Smart power management
Being smarter with available energy usually consists of profiling component energy use in the system and identifying where the biggest savings can be made to significantly impact overall power usage. As an example, the biggest consumer of power on most wireless remote monitoring equipment is the radio used to synchronize with the network and transmit data. Knowing this, system designers try to turn on the radio as little as possible, meaning they must either decrease the module sampling rate or turn to more advanced methods to decrease the communication with a host system, such as using measurement nodes that they can program. Programmable nodes can perform logic, such as sending a sample back only if it exceeds a threshold or performing averaging over longer periods of time and then transmitting only the average value. Getting smart at the node level by using selective sampling and sample averaging in a remote monitoring application can result in dramatic power savings.
Engineers trying to detect the presence and concentration of oil in the Gulf of Mexico, for example, could program the node to return samples only when the samples exceed a certain minimum threshold and, furthermore, to return an average measurement of the concentration over the course of 10 minutes instead of once a minute. Nodes not making impactful measurements would never turn on their radios, and those making impactful measurements would be 90% more efficient while maintaining the desired measurement frequency. Such drastic power savings in the monitoring and data acquisition methods used in remote extreme applications are very valuable because engineers can start using that power to perform other critical tasks like implementing control.
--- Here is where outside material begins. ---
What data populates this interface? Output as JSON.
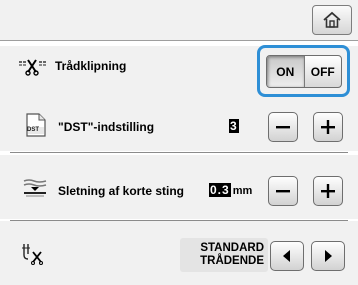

Many extreme remote systems these days perform control in addition to data collection. Control systems need, in general, higher data acquisition rates, appropriate outputs in addition to sensor inputs, and additional processing power for more advanced calculations. These additional requirements, and the introduction of real-time controllers and field-programmable gate arrays (FPGAs) to meet them, can make implementing an embedded control system a daunting task. Two specific areas for embedded control that are receiving a lot of attention for their potential to simplify the process are system modeling/simulation and the conversion from a prototype to actual deployed hardware.
Prototyping a control system for extreme environments can be difficult because it’s hard, or near impossible, to replicate the conditions under which the system will be deployed. This makes physical testing and prototyping costly and time-consuming and limits the number of design iterations. Yet if system designers are trying to design a robust control system that is going to operate correctly under extreme conditions, they need to extensively test it.
As computing power increases and modeling software improves, more and more embedded designers can prototype their control systems in software and define simulation environments in which to iterate through initial prototypes quickly without incurring the traditional costs associated with scale testing. Control design and simulation, as the process is commonly called, is resulting in more robust controllers and an accelerated development timeline because engineers can run a controller through much more rigorous test regimes under any combination of simulated conditions.
Engineers also can combine control design and simulation with virtual prototyping (collaboration between a 3D modeling software containing a hardware model and a high-level development language containing a system controller model). This results in a more efficient physical design because engineers can test many more iterations and combinations of materials and designs for the physical prototype in conjunction with the control algorithms in software before moving to an actual physical prototype. With the combination of control design and simulation and virtual prototyping tools, engineers can design systems to tighter tolerances and with smaller margins of error, both in the control response of the system and in the physical design.
Figure 2. Simulation of a wind turbine in a graphical development tool for control design and simulation
Click on image to enlarge.
Control design and simulation and virtual prototyping techniques can’t fully replace physical testing because the results are only as good as the mathematical models the simulations are based on, and many simplifications and assumptions are made in models of real-world systems. Engineers are still a long way from confidently predicting the precise and complete behavior of complex real-world systems with a software model. Yet these models do provide greater visibility through the design process so system designers can be much more efficient with the physical prototyping and testing they do perform. The more problems that can be caught and fixed while still prototyping in software, the more effective and efficient the design process will be.